Розанов помещает в своей книге исповедание Ковнера рядом с прошумевшим в свое время «Словом епископа волынского Антония», стремясь показать читателю, насколько у неверующего еврея больше кротости и человечности, чем у знаменитого православного иерарха.
«С этим „Посланием к русскому народу“ грозного волынского епископа не бесполезно сопоставить полученное мною в 1902 г. одно любопытное „Исповедание“. Из него епископ увидал бы, до какой степени обессилели перуны, которыми он грозит людям, а читатели увидят, до какой степени у „неверов“ сохраняется более благодушия и привязанности к человеку, заботы о человеке, нежели у держателей земных и загробных перунов.
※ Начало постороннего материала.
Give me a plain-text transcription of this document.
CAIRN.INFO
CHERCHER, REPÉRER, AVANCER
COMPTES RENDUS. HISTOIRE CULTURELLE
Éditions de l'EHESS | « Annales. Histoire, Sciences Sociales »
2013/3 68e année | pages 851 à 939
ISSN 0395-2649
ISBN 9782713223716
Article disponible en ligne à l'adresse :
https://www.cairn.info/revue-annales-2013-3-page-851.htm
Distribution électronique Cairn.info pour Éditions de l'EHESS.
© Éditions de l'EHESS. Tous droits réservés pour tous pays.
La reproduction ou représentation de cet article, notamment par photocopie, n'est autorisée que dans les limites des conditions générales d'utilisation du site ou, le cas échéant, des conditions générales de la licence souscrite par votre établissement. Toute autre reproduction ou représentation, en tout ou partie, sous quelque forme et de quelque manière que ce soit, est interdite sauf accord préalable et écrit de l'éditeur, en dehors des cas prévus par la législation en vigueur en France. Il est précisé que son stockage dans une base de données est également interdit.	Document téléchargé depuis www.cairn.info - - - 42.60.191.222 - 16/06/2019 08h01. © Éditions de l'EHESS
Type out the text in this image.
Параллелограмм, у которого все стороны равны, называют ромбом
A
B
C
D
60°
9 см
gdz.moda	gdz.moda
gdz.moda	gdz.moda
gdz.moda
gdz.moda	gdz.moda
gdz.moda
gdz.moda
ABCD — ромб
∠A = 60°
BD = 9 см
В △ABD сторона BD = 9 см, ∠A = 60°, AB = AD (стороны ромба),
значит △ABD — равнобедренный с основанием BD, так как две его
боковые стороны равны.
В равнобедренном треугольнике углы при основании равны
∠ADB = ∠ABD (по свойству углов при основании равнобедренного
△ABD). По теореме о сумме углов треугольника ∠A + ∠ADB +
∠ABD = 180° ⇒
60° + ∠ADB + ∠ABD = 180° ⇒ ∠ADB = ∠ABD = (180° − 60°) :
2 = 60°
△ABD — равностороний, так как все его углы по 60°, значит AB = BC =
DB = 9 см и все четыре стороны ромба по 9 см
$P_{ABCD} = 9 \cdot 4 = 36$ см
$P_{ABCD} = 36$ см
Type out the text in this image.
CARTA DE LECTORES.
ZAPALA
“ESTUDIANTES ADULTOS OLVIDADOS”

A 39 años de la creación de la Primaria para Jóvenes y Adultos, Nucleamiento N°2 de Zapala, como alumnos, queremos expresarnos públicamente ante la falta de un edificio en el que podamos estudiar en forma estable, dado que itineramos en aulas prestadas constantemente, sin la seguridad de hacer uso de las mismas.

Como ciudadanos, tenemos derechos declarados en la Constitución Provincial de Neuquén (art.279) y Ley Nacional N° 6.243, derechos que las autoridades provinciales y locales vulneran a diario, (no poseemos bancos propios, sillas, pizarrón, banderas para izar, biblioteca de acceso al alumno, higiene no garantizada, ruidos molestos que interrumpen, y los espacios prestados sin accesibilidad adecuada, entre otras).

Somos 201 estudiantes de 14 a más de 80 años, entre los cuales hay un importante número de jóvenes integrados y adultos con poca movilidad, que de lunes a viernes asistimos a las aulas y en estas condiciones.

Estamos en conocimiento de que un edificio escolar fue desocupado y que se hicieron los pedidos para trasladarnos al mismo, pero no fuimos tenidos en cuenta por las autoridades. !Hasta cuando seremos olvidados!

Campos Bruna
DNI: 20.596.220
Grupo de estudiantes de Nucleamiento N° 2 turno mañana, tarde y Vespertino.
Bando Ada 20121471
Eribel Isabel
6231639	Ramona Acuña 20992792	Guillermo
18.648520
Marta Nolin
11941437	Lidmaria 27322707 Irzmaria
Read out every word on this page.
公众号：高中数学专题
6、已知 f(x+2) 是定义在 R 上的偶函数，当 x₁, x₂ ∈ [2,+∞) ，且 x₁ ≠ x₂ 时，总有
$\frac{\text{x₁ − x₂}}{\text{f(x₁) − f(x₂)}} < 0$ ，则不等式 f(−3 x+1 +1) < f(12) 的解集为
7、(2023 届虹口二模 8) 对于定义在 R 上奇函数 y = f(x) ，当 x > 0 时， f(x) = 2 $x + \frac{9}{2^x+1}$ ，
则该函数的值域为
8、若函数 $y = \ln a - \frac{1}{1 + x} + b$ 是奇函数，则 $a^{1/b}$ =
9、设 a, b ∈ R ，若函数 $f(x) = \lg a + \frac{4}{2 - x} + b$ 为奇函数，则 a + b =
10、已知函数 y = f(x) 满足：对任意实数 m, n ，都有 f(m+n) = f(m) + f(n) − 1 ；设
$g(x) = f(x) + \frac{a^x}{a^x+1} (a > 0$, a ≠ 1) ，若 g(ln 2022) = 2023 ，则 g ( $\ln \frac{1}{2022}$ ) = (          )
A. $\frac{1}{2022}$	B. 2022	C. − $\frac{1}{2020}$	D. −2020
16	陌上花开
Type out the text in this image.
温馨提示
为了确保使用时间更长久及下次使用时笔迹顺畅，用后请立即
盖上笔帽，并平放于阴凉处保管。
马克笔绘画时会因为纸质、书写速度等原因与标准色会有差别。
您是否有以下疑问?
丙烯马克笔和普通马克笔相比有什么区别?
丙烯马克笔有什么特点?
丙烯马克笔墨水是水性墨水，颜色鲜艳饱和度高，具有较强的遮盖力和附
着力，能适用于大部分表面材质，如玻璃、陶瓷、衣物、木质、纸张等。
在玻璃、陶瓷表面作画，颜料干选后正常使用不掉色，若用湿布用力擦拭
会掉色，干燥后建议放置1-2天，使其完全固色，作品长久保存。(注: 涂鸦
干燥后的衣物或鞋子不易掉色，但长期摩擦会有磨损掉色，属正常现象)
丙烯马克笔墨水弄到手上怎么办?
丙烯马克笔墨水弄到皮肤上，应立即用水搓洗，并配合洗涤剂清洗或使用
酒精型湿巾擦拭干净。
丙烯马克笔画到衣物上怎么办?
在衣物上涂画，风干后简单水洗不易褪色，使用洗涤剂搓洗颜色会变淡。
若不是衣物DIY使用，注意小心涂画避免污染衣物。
Автор письма — еврей, тот самый, который в феврале 1877 г. написал Ф. М. Достоевскому письмо в защиту евреев, которое вызвало у Достоевского в мартовском номере „Дневника писателя“ знаменитое рассуждение о еврейском вопросе („Еврейский вопрос“, „Pro et contra“, „Status in statu“, „Сорок веков бытия“, „Но да здравствует братство!“). У Достоевского приведены и отрывки из „длинного и прекрасного письма“ этого еврея, по которым можно судить, что он и в старости („Почему я не верю“ писано уже на 61-м году возраста) сохранил ту же манеру суждения, жар его, какую имел в молодости, 25 лет назад (еврея этого я потом видел один раз, он случайно приезжал в Петербург). Он во второй раз женат, на русской, сравнительно молодой женщине, типа курсистки, ради которой (т. е. чтобы получить право жениться) принял христианство. Очень (до редкости) семейно счастлив, очень любит русский народ, страшно, как и всегда, болеет за еврейский народ, подавал, еще при Сипягине, ему и другим министрам, „записки“ о снятии „черты оседлости“. Но как еврейство, так и христианство, и всякую вообще религию и самую религиозность он считает предрассудком, суеверием и темнотой. Между прочим, от него я услышал замечательную фразу, сказанную о чиновниках-сослуживцах: „Все они к Рождеству, к Пасхе просят наградных, и в году тоже стараются получить пособия: а откуда взять русскому народу. Он нищ. Но самые образованные чиновники точно не понимают, что казначейство и народная котомка — это одно: и народ они жалеют, а себе все-таки просят“. Это он ответил на вопрос мой о наградных ли или пособии ему, на что он ответил, что никогда их не получал и никогда их не просил (жалованье его 150 рублей в месяц). По воззрениям он — либерал с оттенком радикализма, — Писарев еврейства или „Русское богатство“ среди евреев».
17
Мы не касаемся здесь ряда тем, затронутых в письмах Ковнера к Розанову, но менее характерных для эволюции его воззрений. Таковы его рассуждения о половом вопросе (в то время весьма злободневном), о милитаризме и империализме России (во время Японской войны) и некоторые другие. Отметим его указание на одну его литературную работу, оставшуюся совершенно неизвестной; это записки в стиле Казановы, переданные Ковнером редактору «Исторического вестника» С. Н. Шубинскому. —
18
(Генрих Гейне. «К Лазарю». Перевод М. Л. Михайлова.)